Jeremy Kasdin: Aerospace engineer at Princeton University.
In the next decade, Jeremy wants us to build a space telescope that can take pictures of Earth-like planets in distant galaxies. Astronomers now believe that every star in the galaxy has a planet, and up to a fifth might have an earth-like planet that can sustain life. The ‘pale blue dot’ picture of Earth is difficult to take from a long way away, because the nearby beaming star overwhelms the telescope making it impossible to see the planets. Jeremy’s colleagues are working on technology to block out the extreme light of the sun and instead focus on the planet.

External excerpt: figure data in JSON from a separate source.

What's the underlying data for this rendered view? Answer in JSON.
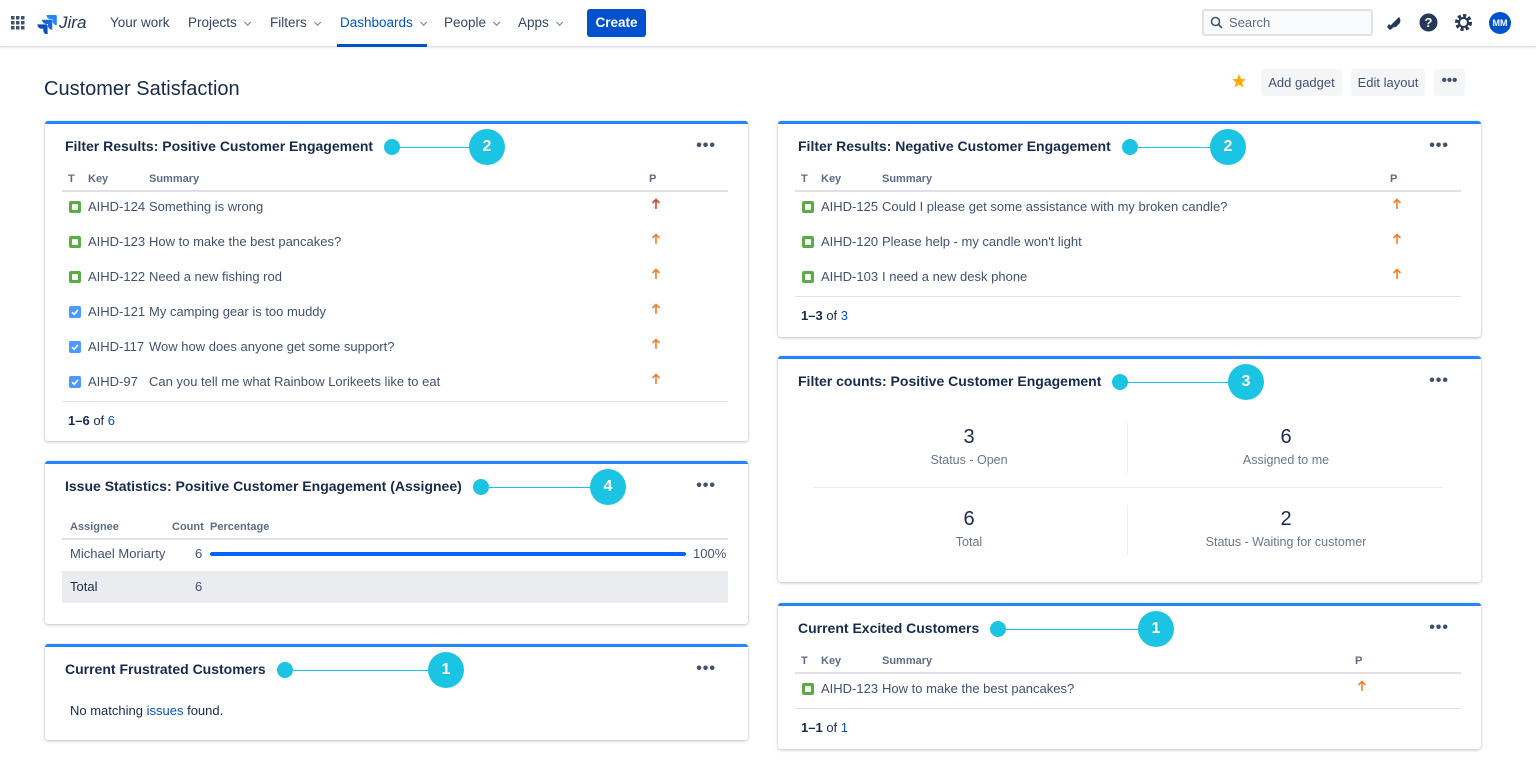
{
  "nav": {
    "logo": "Jira",
    "items": [
      {
        "label": "Your work",
        "dropdown": false,
        "active": false
      },
      {
        "label": "Projects",
        "dropdown": true,
        "active": false
      },
      {
        "label": "Filters",
        "dropdown": true,
        "active": false
      },
      {
        "label": "Dashboards",
        "dropdown": true,
        "active": true
      },
      {
        "label": "People",
        "dropdown": true,
        "active": false
      },
      {
        "label": "Apps",
        "dropdown": true,
        "active": false
      }
    ],
    "create": "Create",
    "search": "Search",
    "avatar": "MM"
  },
  "header": {
    "title": "Customer Satisfaction",
    "actions": [
      "Add gadget",
      "Edit layout"
    ],
    "starred": true
  },
  "gadgets": [
    {
      "kind": "table",
      "title": "Filter Results: Positive Customer Engagement",
      "annotation": "2",
      "columns": [
        "T",
        "Key",
        "Summary",
        "P"
      ],
      "rows": [
        {
          "icon": "request",
          "key": "AIHD-124",
          "summary": "Something is wrong",
          "priority_color": "#d04437"
        },
        {
          "icon": "request",
          "key": "AIHD-123",
          "summary": "How to make the best pancakes?",
          "priority_color": "#f0802a"
        },
        {
          "icon": "request",
          "key": "AIHD-122",
          "summary": "Need a new fishing rod",
          "priority_color": "#f0802a"
        },
        {
          "icon": "task",
          "key": "AIHD-121",
          "summary": "My camping gear is too muddy",
          "priority_color": "#f0802a"
        },
        {
          "icon": "task",
          "key": "AIHD-117",
          "summary": "Wow how does anyone get some support?",
          "priority_color": "#f0802a"
        },
        {
          "icon": "task",
          "key": "AIHD-97",
          "summary": "Can you tell me what Rainbow Lorikeets like to eat",
          "priority_color": "#f0802a"
        }
      ],
      "pagination": {
        "range": "1–6",
        "of": "of",
        "total": "6"
      }
    },
    {
      "kind": "stats",
      "title": "Issue Statistics: Positive Customer Engagement (Assignee)",
      "annotation": "4",
      "columns": [
        "Assignee",
        "Count",
        "Percentage"
      ],
      "rows": [
        {
          "name": "Michael Moriarty",
          "count": "6",
          "percentage": {
            "value": 100,
            "label": "100%"
          }
        }
      ],
      "total": {
        "label": "Total",
        "count": "6"
      }
    },
    {
      "kind": "empty",
      "title": "Current Frustrated Customers",
      "annotation": "1",
      "message": {
        "before": "No matching",
        "link": "issues",
        "after": "found."
      }
    },
    {
      "kind": "table",
      "title": "Filter Results: Negative Customer Engagement",
      "annotation": "2",
      "columns": [
        "T",
        "Key",
        "Summary",
        "P"
      ],
      "rows": [
        {
          "icon": "request",
          "key": "AIHD-125",
          "summary": "Could I please get some assistance with my broken candle?",
          "priority_color": "#f0802a"
        },
        {
          "icon": "request",
          "key": "AIHD-120",
          "summary": "Please help - my candle won't light",
          "priority_color": "#f0802a"
        },
        {
          "icon": "request",
          "key": "AIHD-103",
          "summary": "I need a new desk phone",
          "priority_color": "#f0802a"
        }
      ],
      "pagination": {
        "range": "1–3",
        "of": "of",
        "total": "3"
      }
    },
    {
      "kind": "counts",
      "title": "Filter counts: Positive Customer Engagement",
      "annotation": "3",
      "items": [
        {
          "value": "3",
          "label": "Status - Open"
        },
        {
          "value": "6",
          "label": "Assigned to me"
        },
        {
          "value": "6",
          "label": "Total"
        },
        {
          "value": "2",
          "label": "Status - Waiting for customer"
        }
      ]
    },
    {
      "kind": "table",
      "title": "Current Excited Customers",
      "annotation": "1",
      "columns": [
        "T",
        "Key",
        "Summary",
        "P"
      ],
      "rows": [
        {
          "icon": "request",
          "key": "AIHD-123",
          "summary": "How to make the best pancakes?",
          "priority_color": "#f0802a"
        }
      ],
      "pagination": {
        "range": "1–1",
        "of": "of",
        "total": "1"
      }
    }
  ]
}
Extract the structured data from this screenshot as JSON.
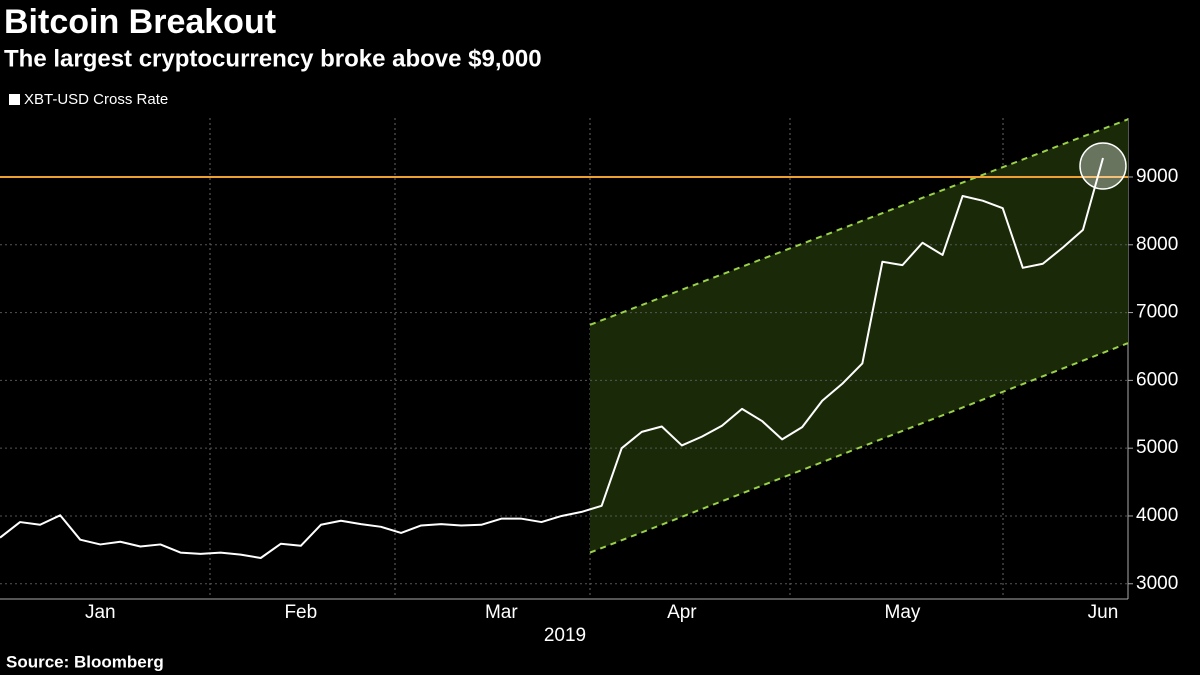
{
  "chart_data": {
    "type": "line",
    "title": "Bitcoin Breakout",
    "subtitle": "The largest cryptocurrency broke above $9,000",
    "source": "Source: Bloomberg",
    "xlabel": "2019",
    "categories": [
      null,
      null,
      null,
      null,
      null,
      "Jan",
      null,
      null,
      null,
      null,
      null,
      null,
      null,
      null,
      null,
      "Feb",
      null,
      null,
      null,
      null,
      null,
      null,
      null,
      null,
      null,
      "Mar",
      null,
      null,
      null,
      null,
      null,
      null,
      null,
      null,
      "Apr",
      null,
      null,
      null,
      null,
      null,
      null,
      null,
      null,
      null,
      null,
      "May",
      null,
      null,
      null,
      null,
      null,
      null,
      null,
      null,
      null,
      "Jun"
    ],
    "series": [
      {
        "name": "XBT-USD Cross Rate",
        "color": "#ffffff",
        "values": [
          3680,
          3910,
          3870,
          4010,
          3650,
          3580,
          3620,
          3550,
          3580,
          3460,
          3440,
          3460,
          3430,
          3380,
          3590,
          3560,
          3870,
          3930,
          3880,
          3840,
          3750,
          3860,
          3880,
          3860,
          3870,
          3960,
          3960,
          3910,
          4000,
          4060,
          4150,
          5000,
          5240,
          5320,
          5040,
          5170,
          5330,
          5580,
          5400,
          5130,
          5310,
          5700,
          5950,
          6250,
          7750,
          7700,
          8030,
          7850,
          8720,
          8650,
          8540,
          7660,
          7720,
          7960,
          8220,
          9280
        ]
      }
    ],
    "ylim": [
      2790,
      9870
    ],
    "yticks": [
      3000,
      4000,
      5000,
      6000,
      7000,
      8000,
      9000
    ],
    "grid": true,
    "reference_line": {
      "value": 9000,
      "color": "#f0a030"
    },
    "channel": {
      "upper": [
        6820,
        9850
      ],
      "lower": [
        3460,
        6550
      ],
      "color": "#9bd14a",
      "fill": "#1a2a08"
    }
  }
}
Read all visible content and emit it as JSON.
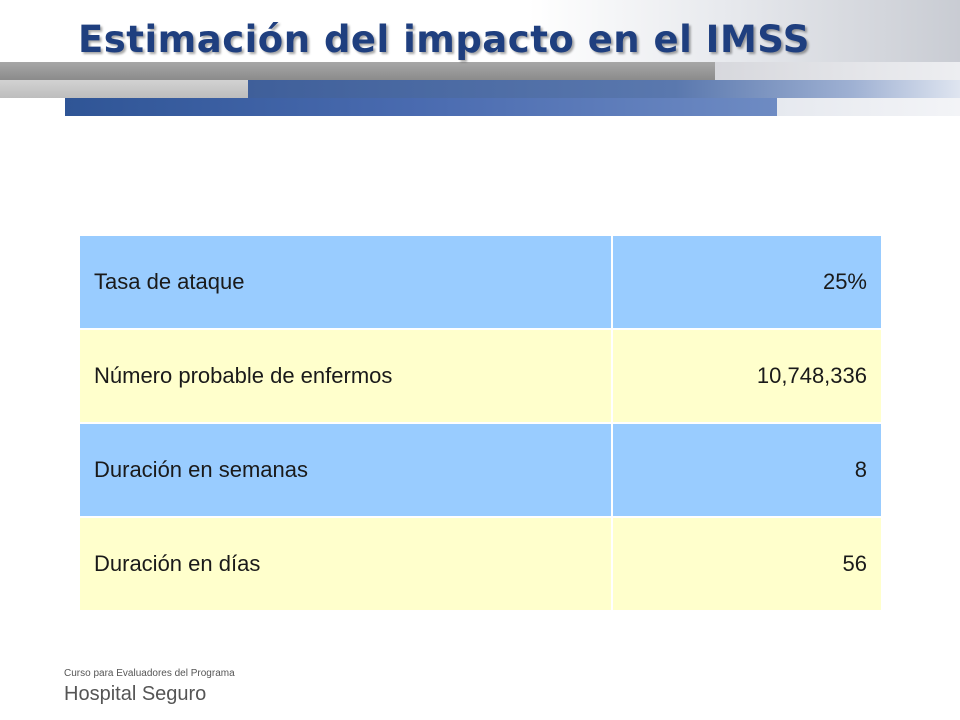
{
  "slide": {
    "title": "Estimación del impacto en el IMSS"
  },
  "table": {
    "rows": [
      {
        "label": "Tasa de ataque",
        "value": "25%"
      },
      {
        "label": "Número probable de enfermos",
        "value": "10,748,336"
      },
      {
        "label": "Duración en semanas",
        "value": "8"
      },
      {
        "label": "Duración en días",
        "value": "56"
      }
    ]
  },
  "footer": {
    "line1": "Curso para Evaluadores del Programa",
    "line2": "Hospital Seguro"
  },
  "colors": {
    "title": "#1f3f7f",
    "row_blue": "#99ccff",
    "row_yellow": "#ffffcc"
  }
}
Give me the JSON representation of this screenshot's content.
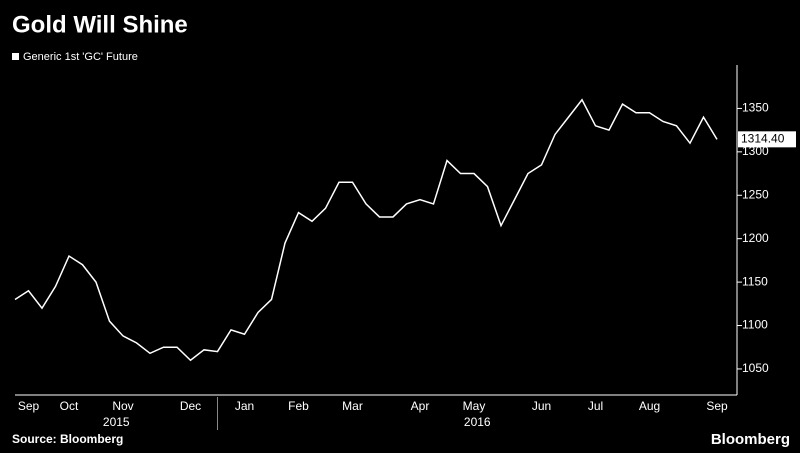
{
  "chart_data": {
    "type": "line",
    "title": "Gold Will Shine",
    "source": "Source: Bloomberg",
    "brand": "Bloomberg",
    "categories": [
      null,
      "Sep",
      null,
      null,
      "Oct",
      null,
      null,
      null,
      "Nov",
      null,
      null,
      null,
      null,
      "Dec",
      null,
      null,
      null,
      "Jan",
      null,
      null,
      null,
      "Feb",
      null,
      null,
      null,
      "Mar",
      null,
      null,
      null,
      null,
      "Apr",
      null,
      null,
      null,
      "May",
      null,
      null,
      null,
      null,
      "Jun",
      null,
      null,
      null,
      "Jul",
      null,
      null,
      null,
      "Aug",
      null,
      null,
      null,
      null,
      "Sep"
    ],
    "years": [
      "2015",
      "2016"
    ],
    "series": [
      {
        "name": "Generic 1st 'GC' Future",
        "color": "#ffffff",
        "values": [
          1130,
          1140,
          1120,
          1145,
          1180,
          1170,
          1150,
          1105,
          1088,
          1080,
          1068,
          1075,
          1075,
          1060,
          1072,
          1070,
          1095,
          1090,
          1115,
          1130,
          1195,
          1230,
          1220,
          1235,
          1265,
          1265,
          1240,
          1225,
          1225,
          1240,
          1245,
          1240,
          1290,
          1275,
          1275,
          1260,
          1215,
          1245,
          1275,
          1285,
          1320,
          1340,
          1360,
          1330,
          1325,
          1355,
          1345,
          1345,
          1335,
          1330,
          1310,
          1340,
          1314.4
        ],
        "value_labels": [
          null,
          null,
          null,
          null,
          null,
          null,
          null,
          null,
          null,
          null,
          null,
          null,
          null,
          null,
          null,
          null,
          null,
          null,
          null,
          null,
          null,
          null,
          null,
          null,
          null,
          null,
          null,
          null,
          null,
          null,
          null,
          null,
          null,
          null,
          null,
          null,
          null,
          null,
          null,
          null,
          null,
          null,
          null,
          null,
          null,
          null,
          null,
          null,
          null,
          null,
          null,
          null,
          "1314.40"
        ]
      }
    ],
    "ylim": [
      1020,
      1400
    ],
    "yticks": [
      1050,
      1100,
      1150,
      1200,
      1250,
      1300,
      1350
    ]
  }
}
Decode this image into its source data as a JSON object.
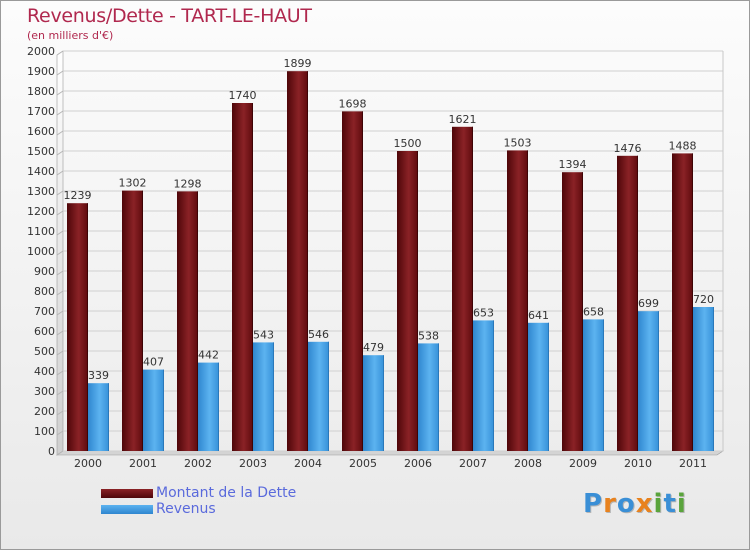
{
  "header": {
    "title": "Revenus/Dette - TART-LE-HAUT",
    "subtitle": "(en milliers d'€)"
  },
  "legend": {
    "items": [
      {
        "label": "Montant de la Dette",
        "color": "#6b0e12"
      },
      {
        "label": "Revenus",
        "color": "#3a97de"
      }
    ]
  },
  "logo": {
    "text": "Proxiti"
  },
  "chart_data": {
    "type": "bar",
    "categories": [
      "2000",
      "2001",
      "2002",
      "2003",
      "2004",
      "2005",
      "2006",
      "2007",
      "2008",
      "2009",
      "2010",
      "2011"
    ],
    "series": [
      {
        "name": "Montant de la Dette",
        "values": [
          1239,
          1302,
          1298,
          1740,
          1899,
          1698,
          1500,
          1621,
          1503,
          1394,
          1476,
          1488
        ],
        "color": "#6b0e12"
      },
      {
        "name": "Revenus",
        "values": [
          339,
          407,
          442,
          543,
          546,
          479,
          538,
          653,
          641,
          658,
          699,
          720
        ],
        "color": "#3a97de"
      }
    ],
    "title": "Revenus/Dette - TART-LE-HAUT",
    "ylabel": "(en milliers d'€)",
    "ylim": [
      0,
      2000
    ],
    "yticks": [
      0,
      100,
      200,
      300,
      400,
      500,
      600,
      700,
      800,
      900,
      1000,
      1100,
      1200,
      1300,
      1400,
      1500,
      1600,
      1700,
      1800,
      1900,
      2000
    ],
    "grid": true,
    "legend_position": "bottom-left"
  }
}
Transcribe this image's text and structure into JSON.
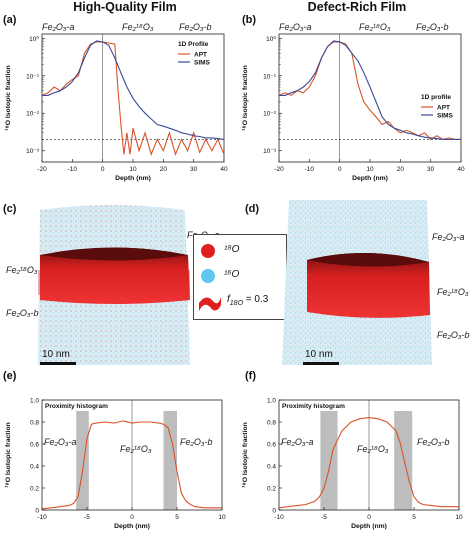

One idea is similar to the concept of an eclipse – where a closer object blocks the star, reducing its interference to a ring or corona effect. This is similar to putting a hand over a spotlight so you can see more clearly. Translating it into space: we’d build a large portable screen, open it between a telescope and a star, then take a picture. However, the corona of a circular sunshade still obscures the planet. Instead the sun shade is designed with a flower like pattern, to control the diffraction of light and prevent it washing out the picture. This should allow clearer pictures to be taken of distant planets.
The star shade is as big as half a football field, and has to be flown 50,000 km away from the telescope and then held right in the shadow. His engineers have been designing the system for unfurling and moving the shade.
His hope is that once completed we can take pictures of the planets around nearby stars, then use the information to analyse them and investigate further. By building a giant flower-shaped star-shade and seeing other stars’ pale blue dot, our understanding of the world will change.